Les cris des plantes en détresse
« Nous avons constaté que les plantes émettent des sons à des fréquences élevées que l'oreille humaine est incapable de percevoir, principalement lorsqu'elles sont en détresse », explique le Prof. Hadany. « A chaque catégorie de plante et à chaque type de détresse correspond un son caractéristique qui peut être identifié. Les sons émis par les plantes ressemblent à des déclics, semblable à l’éclatement du pop-corn, à un volume similaire à celui de la parole humaine mais à des fréquences ultrasoniques inaudibles pour l’homme, mais percevables pour diverses créatures dans la nature, comme les chauves-souris, les souris et les insectes ».
« D'après des études antérieures, nous savions qu’on pouvait enregistrer les vibrations d’une plante en lui attachant un vibromètre », poursuit-elle. « Mais jusqu'à présent nous ne savions pas clairement si ces vibrations se transforment en ondes sonores qui se propagent dans l'air, c'est-à-dire en sons qui peuvent être perçus à distance. Dans la présente étude, nous avons cherché à répondre à cette question, qui préoccupe les chercheurs depuis de nombreuses années ».
Dans un premier temps, les chercheurs ont placé les plantes dans une boîte d’isolation acoustique dans un sous-sol isolé sans bruits de fond, et ont placé à côté d'elles, à une distance d'environ 10 cm, des microphones à ultrasons qui captent les sons à des fréquences comprises entre 40 et 80 kHz (l'oreille d'un adulte capte jusqu'à environ 16 kHz).

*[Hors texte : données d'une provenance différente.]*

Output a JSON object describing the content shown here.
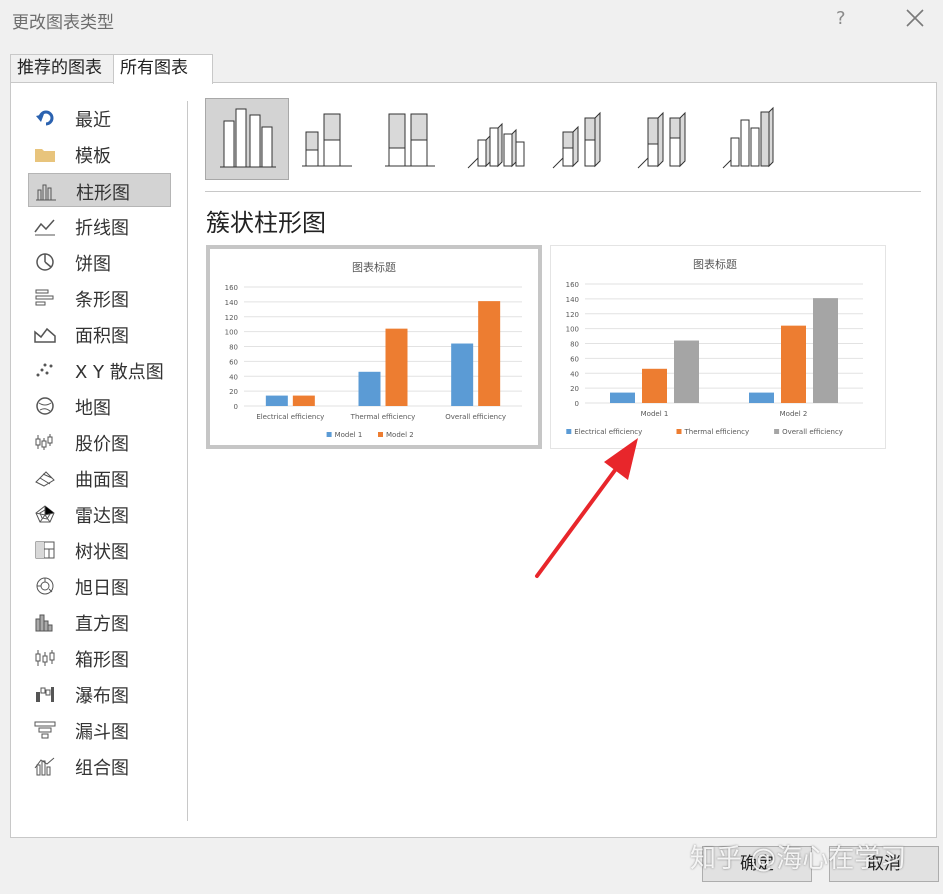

Les enregistrements ont été effectués principalement sur des plants de tomate et de tabac, mais aussi sur du blé, du maïs, de la vigne, des cactus et des lamiers.
Une controverse qui dure depuis de nombreuses années
« Avant d’enfermer les plantes dans la boîte d’isolation acoustique, nous avons effectué diverses opérations sur elles », explique le Prof. Hadany. « Certaines n'ont pas été arrosées pendant cinq jours, certaines ont eu des tiges coupées, d'autres enfin n’ont pas été touchées. Nous avons voulu vérifier dans quelles situations, le cas échéant, les plantes émettaient des sons. Les résultats ont été fascinants : les plantes en situation normale ont émis environ un son par heure, tandis que celles qui ont été assoiffées ou coupées émettaient des dizaines de sons par heure en moyenne ».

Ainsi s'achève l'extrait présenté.